Over the period 2005-2008, £320 million is available to businesses in the
form of grants to support research and development in the technology areas identified
by the Technology Strategy Board and an additional £50million from DEFRA.
In the Spring and Autumn each year, businesses will have the opportunity to compete
for funding for Collaborative Research and Development Grants
The technology areas covered in the November 2004 competition were:
> Design, simulation and modelling - powerful computing tools that allow designers
and developers to envisage new systems, products and services;
> Micro and nanotechnology - exploitation at the micro and nano-scale (atom
and molecule) to produce materials with commercially valuable properties, e.g.

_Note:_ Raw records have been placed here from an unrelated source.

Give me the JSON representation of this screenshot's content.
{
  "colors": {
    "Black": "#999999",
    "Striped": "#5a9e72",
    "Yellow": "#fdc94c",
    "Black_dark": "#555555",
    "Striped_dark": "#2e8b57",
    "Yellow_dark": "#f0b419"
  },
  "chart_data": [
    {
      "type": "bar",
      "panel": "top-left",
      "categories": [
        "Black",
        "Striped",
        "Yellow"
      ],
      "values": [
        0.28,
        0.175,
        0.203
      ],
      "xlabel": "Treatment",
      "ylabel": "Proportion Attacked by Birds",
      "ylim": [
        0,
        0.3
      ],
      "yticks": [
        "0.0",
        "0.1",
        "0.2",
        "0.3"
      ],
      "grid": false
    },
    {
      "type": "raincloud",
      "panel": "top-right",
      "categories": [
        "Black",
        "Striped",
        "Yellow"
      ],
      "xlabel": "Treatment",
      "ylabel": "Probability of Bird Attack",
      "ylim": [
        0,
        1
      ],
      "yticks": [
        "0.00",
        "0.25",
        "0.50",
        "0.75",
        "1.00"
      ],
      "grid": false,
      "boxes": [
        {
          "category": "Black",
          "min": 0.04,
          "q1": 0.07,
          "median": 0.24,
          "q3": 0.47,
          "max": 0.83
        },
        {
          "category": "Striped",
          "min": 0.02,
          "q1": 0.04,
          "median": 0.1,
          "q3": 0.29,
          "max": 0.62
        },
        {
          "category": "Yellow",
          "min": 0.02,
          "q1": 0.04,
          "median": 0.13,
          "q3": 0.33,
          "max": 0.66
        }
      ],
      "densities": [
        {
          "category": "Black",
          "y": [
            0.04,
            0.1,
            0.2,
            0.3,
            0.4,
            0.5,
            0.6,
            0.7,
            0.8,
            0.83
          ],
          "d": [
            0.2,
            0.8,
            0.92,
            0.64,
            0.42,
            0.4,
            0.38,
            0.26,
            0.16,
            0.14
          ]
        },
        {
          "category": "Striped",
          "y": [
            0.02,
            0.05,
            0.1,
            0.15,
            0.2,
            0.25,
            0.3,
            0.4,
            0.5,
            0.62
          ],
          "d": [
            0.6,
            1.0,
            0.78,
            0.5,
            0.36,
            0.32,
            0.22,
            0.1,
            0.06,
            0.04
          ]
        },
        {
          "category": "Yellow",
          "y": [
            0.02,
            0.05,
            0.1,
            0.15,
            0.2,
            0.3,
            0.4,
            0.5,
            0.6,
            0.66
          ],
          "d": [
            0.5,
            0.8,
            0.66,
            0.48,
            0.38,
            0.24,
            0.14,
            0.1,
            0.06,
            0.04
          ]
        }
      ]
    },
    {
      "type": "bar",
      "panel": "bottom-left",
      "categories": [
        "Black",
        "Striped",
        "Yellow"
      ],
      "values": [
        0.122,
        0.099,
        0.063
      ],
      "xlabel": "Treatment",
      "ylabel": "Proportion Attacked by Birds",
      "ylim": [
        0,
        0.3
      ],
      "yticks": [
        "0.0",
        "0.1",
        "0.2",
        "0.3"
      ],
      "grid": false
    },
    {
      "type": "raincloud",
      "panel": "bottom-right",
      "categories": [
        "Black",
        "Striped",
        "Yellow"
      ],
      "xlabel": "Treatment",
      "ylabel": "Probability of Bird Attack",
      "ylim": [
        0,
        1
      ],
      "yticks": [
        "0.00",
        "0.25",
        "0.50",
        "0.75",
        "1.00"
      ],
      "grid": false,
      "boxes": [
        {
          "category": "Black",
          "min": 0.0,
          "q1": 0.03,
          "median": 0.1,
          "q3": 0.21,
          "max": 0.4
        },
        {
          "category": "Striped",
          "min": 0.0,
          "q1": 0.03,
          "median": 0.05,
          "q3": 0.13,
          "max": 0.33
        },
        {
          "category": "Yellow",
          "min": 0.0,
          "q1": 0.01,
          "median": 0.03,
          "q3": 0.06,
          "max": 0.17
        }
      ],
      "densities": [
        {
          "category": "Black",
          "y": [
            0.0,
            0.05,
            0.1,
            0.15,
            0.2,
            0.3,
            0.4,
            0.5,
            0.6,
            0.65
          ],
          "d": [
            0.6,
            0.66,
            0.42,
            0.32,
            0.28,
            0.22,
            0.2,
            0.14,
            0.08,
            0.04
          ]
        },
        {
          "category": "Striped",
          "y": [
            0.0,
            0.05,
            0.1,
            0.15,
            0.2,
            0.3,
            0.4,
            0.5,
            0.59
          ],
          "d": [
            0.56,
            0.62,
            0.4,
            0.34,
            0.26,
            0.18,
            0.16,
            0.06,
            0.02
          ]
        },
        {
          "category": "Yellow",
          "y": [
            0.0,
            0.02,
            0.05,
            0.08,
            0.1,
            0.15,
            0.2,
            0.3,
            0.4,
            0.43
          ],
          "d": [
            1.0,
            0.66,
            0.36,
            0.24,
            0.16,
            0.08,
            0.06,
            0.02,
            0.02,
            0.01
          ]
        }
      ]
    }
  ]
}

strong, lightweight, hard wearing;
> Pervasive computing - finding ways of embedding devices and computer systems
around us to provide access to content, applications and services that are on
tap and dynamically personalised;
> Waste management and minimisation - developing new technologies to reduce
or eliminate creation of wastes, find new ways to re-use and recover waste products,
treatment of hazardous wastes, and finding new alternatives to landfill;
> Smart materials - materials that respond to environmental stimuli, such
as temperature, moisture, pH, or electric and magnetic fields that can be used
for novel commercial purposes e.g. reducing the effects of earthquakes in bridges,
or in sportswear;
> Bio-based industrial products - using biological agents to produce new products
that lower costs through reduction in water and energy consumption, waste production
and depletion of natural resources;
> Energy technologies - technologies that can help the sustainable development
of new and renewable energy sources;
> Imaging technologies - a key technology for obtaining information about
the location, shape and composition of people and objects, with a wide range
of applications particularly in healthcare and security; and
> Opto-electronic and disruptive electronic technologies - transmission and
manipulation of information and energy in the form of light rather than electricity
that could transform the world of silicon-based microelectronics.